Currently we are witnessing a promising growth of a new vertical, AI training. Developers need extreme amounts of multifaceted data to get AI systems off the ground, and innovations in the field of web scraping are partially responsible for the AI breakthrough. We expect this use case to grow further.
EWDCI: You’ve recently started offering a dataset service. Which sets have been the most popular so far?
DG: Ecommerce data has been very popular, which isn’t surprising for us since ecommerce companies make up the largest part of our clientele. For them, acquiring timely web intelligence is crucial to understanding competitor strategies, consumer behavior, and general market trends. They use data to optimize digital shelves, predict product popularity, and inform dynamic pricing strategies. However, we expect that acquiring custom datasets that are cleaned, structured, and suitable for analysis will become increasingly popular among other businesses that need actionable insights.
EWDCI: What effect has the rapid growth of AI had on your service offerings?
DG: We sense a growing interest from AI developers who need to gather training data from different sources.
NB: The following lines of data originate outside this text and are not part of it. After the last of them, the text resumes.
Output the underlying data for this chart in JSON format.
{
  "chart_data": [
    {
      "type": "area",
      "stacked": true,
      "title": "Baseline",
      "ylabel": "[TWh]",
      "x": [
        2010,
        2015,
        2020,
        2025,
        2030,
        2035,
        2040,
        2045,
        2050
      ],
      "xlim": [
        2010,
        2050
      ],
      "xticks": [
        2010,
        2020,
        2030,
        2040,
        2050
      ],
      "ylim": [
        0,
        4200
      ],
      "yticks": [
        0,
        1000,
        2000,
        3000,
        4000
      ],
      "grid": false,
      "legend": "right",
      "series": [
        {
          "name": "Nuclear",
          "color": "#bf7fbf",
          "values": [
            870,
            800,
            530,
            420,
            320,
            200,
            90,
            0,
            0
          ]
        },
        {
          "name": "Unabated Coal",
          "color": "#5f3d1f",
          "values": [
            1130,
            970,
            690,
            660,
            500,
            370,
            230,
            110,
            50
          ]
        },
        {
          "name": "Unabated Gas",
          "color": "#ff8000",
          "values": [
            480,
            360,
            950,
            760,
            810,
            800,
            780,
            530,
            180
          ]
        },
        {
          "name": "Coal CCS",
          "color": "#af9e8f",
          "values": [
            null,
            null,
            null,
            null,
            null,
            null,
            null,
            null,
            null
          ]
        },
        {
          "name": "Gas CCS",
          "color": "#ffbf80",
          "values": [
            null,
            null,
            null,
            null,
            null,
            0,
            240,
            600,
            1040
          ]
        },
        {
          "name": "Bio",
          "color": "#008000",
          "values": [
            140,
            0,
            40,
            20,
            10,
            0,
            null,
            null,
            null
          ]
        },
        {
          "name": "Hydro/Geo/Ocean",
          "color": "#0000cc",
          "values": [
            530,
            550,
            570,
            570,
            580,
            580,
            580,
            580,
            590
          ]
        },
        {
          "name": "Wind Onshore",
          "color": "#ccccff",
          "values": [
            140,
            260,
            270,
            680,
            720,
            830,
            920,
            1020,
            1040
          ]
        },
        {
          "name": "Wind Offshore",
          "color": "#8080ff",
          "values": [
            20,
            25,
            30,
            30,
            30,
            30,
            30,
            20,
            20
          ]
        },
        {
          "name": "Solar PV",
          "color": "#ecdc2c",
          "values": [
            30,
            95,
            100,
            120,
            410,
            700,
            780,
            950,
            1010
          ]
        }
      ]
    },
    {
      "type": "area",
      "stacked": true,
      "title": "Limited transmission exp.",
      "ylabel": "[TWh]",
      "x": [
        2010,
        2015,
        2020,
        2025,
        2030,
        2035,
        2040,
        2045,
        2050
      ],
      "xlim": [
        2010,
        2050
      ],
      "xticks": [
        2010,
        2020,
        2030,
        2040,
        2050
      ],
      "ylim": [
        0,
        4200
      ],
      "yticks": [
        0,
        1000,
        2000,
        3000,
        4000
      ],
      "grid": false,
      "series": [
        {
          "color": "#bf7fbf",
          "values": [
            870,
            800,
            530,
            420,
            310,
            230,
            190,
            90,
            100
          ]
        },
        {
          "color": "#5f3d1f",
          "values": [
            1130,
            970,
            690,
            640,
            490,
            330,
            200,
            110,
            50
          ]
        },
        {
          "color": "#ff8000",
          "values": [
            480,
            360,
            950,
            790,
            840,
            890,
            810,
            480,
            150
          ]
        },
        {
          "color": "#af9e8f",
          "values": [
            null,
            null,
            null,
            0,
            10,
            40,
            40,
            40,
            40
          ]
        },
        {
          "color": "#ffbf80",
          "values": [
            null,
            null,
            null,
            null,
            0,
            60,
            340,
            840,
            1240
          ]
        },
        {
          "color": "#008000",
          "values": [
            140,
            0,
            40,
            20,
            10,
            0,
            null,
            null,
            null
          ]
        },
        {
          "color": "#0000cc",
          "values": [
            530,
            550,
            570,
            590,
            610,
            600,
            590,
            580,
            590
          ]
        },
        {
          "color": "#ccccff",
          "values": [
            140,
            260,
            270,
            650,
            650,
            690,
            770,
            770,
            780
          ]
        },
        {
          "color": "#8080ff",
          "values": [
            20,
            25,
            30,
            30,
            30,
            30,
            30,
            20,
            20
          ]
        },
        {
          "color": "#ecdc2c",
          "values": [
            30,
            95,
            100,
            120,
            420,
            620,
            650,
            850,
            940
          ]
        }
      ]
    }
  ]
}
However, there are other aspects beyond machine learning (ML) model training of how AI affects the web scraping business. AI and ML allowed us to power our own technologies, making them more effective. We have introduced the first patented AI-powered adaptive data parser. Our Web Unblocker uses AI for proxy management and response recognition. So, AI and ML help advance scraping technologies further.
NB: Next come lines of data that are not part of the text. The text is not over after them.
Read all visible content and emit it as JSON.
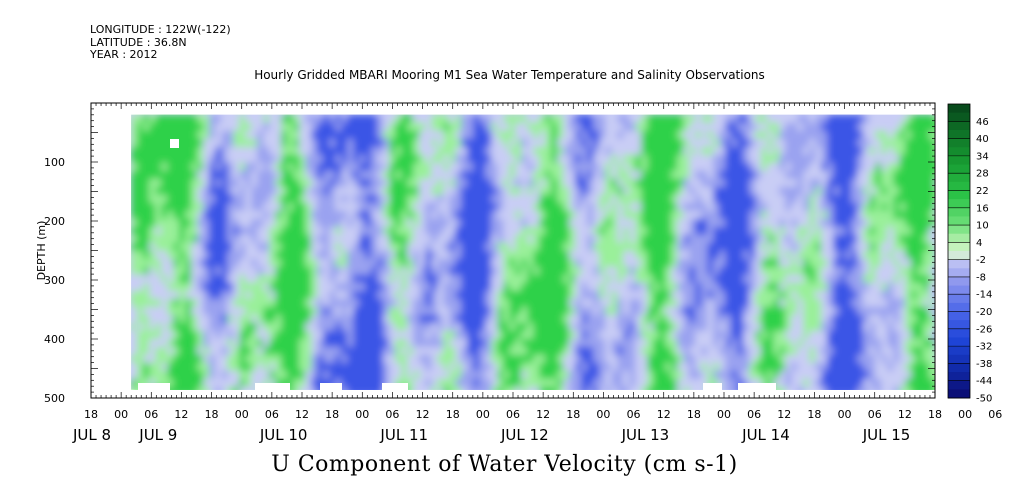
{
  "header": {
    "longitude": "LONGITUDE : 122W(-122)",
    "latitude": "LATITUDE : 36.8N",
    "year": "YEAR : 2012"
  },
  "chart_data": {
    "type": "heatmap",
    "title": "Hourly Gridded MBARI Mooring M1 Sea Water Temperature and Salinity Observations",
    "variable_label": "U Component of Water Velocity (cm s-1)",
    "ylabel": "DEPTH (m)",
    "ylim": [
      500,
      0
    ],
    "y_ticks": [
      100,
      200,
      300,
      400,
      500
    ],
    "x_hour_ticks": [
      "18",
      "00",
      "06",
      "12",
      "18",
      "00",
      "06",
      "12",
      "18",
      "00",
      "06",
      "12",
      "18",
      "00",
      "06",
      "12",
      "18",
      "00",
      "06",
      "12",
      "18",
      "00",
      "06",
      "12",
      "18",
      "00",
      "06",
      "12",
      "18",
      "00",
      "06",
      "12",
      "18"
    ],
    "x_day_labels": [
      "JUL 8",
      "JUL 9",
      "JUL 10",
      "JUL 11",
      "JUL 12",
      "JUL 13",
      "JUL 14",
      "JUL 15"
    ],
    "x_day_hours": [
      0,
      6,
      30,
      54,
      78,
      102,
      126,
      150
    ],
    "x_start_hour": -6,
    "x_end_hour": 162,
    "data_x_range_hours": [
      2,
      163
    ],
    "data_y_range_m": [
      20,
      485
    ],
    "colorbar_levels": [
      46,
      40,
      34,
      28,
      22,
      16,
      10,
      4,
      -2,
      -8,
      -14,
      -20,
      -26,
      -32,
      -38,
      -44,
      -50
    ],
    "colorbar_range": [
      -50,
      52
    ],
    "colors": {
      "strong_positive": "#0b4a1f",
      "positive": "#2ed14a",
      "weak_positive": "#9af09a",
      "near_zero": "#c9cdf5",
      "negative": "#9aa2f0",
      "strong_negative": "#3a55e6",
      "deep_negative": "#0a0a7a"
    }
  }
}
On the other hand, AI and ML also power anti-scraping measures that are becoming increasingly challenging to notice and overcome for many businesses—from ecommerce to cybersec companies that have to deal with professional threat actors blocking their threat intelligence efforts. This is a constant battle.
EWDCI: Where does government policy interface with your work on a daily basis?
DG: As an EU-based company, we often face more stringent regulatory requirements than our competitors in the U.S. or Asian countries. There are always more checks that we need to bear in mind and manage, from GDPR to the newly released EU AI Act and various other directives: the Data Act, Digital Markets Act, Digital Services Act, Data Governance Act, and others.
EWDCI: Why did your team find it important to join the EWDCI?
DG: The data collection industry is relatively young, and clear legislation is still lacking. This is one of the reasons why there were cases of abuse that I have mentioned when talking about reputational issues. While regulation is lacking, it is important to safeguard the industry from within. So, together with other leading web scraping companies, we decided to show initiative for establishing EWDCI as a platform that could act as the voice for different industry players, giving them a possibility to discuss and enforce ethical code of conduct and share the best practices.
The EWDCI is our best way to show that the web scraping industry adheres to ethical data collection requirements and respects data fairness. Public data acquisition is an important segment of the Internet, and organizations that use web intelligence for legitimate purposes can provide value for consumers and economics in general, as long as they respect ethical and responsible data handling principles.